There isn’t much of a logical progression to the story. Time is jumpy and disjointed, characters disappear and reappear at random, and the set pieces often devolve into extended montages of drugged out psychedelia overlaid with the scuzzy dream dimension that is the amusement park. It’s all quite entertaining if you buy what the film is selling you.

That’s the key to enjoying Malatesta, getting on board with the dream logic the film plays in. Part by design, and part out of necessity, the movie’s atmosphere is that of a waking nightmare. The park feels separate from the world around it – a pocket of hellish torment that the characters are trapped in and doomed to never escape.
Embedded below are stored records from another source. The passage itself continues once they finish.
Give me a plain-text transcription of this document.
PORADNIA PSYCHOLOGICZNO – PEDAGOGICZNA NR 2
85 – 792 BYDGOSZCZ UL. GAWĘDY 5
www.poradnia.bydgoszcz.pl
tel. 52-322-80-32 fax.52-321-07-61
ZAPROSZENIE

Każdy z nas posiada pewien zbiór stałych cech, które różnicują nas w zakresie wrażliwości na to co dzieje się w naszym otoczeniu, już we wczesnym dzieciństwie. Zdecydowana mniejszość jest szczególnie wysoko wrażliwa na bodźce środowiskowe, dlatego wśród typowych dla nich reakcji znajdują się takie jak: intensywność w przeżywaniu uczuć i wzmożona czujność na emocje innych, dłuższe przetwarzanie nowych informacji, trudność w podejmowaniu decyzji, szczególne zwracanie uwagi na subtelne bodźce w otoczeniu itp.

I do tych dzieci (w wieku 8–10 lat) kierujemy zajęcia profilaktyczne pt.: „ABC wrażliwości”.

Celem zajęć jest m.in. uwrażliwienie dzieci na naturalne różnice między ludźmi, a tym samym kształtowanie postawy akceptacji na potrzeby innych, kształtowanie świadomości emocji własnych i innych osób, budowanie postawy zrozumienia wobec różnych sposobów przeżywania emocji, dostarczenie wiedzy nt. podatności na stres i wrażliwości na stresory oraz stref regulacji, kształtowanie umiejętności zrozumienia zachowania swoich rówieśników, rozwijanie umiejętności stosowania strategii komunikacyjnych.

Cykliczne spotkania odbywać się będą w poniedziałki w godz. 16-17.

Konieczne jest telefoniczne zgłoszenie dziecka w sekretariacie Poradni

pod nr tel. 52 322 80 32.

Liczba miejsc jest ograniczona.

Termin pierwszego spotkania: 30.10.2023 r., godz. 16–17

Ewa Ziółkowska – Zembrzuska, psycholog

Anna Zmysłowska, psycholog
The acting is about what you expected from a 70s drive-in feature. It ranges from serviceable to charmingly campy. Mostly comprised of non-actors, the real champ of the film is Janine Carazo as Vena. Tasked with running around the park at night throughout most of the film barefoot and in nothing but a sleeping gown, Carazo puts in a rather impression physical performance.

The details of the actual threat in the film are being kept vague on purpose to keep the viewing experience fresh for the uninitiated. It’s more fun to go in blind with this one.

Make no mistake though, Malastesta’s Carnival of Blood is not for everybody. It’s undeniably cheap with strong notes of cheese and corn. The lack of coherent structure will also turn some people off. But if you like your genre films off the beaten path with an added dose of the weird and wacky, you may find yourself having a great time.

Malastesta’s Carnival of Blood is a great exhibit on the everlasting appeal that obscure drive-in, grindhouse, and exploitation films have with horror fans. The passion to make something unique and interesting is seen in every handcrafted frame of the film.

Buy a ticket to this attraction and enjoy the ride.

Malastesta’s Carnival of Blood is now streaming on Shudder and Tubi.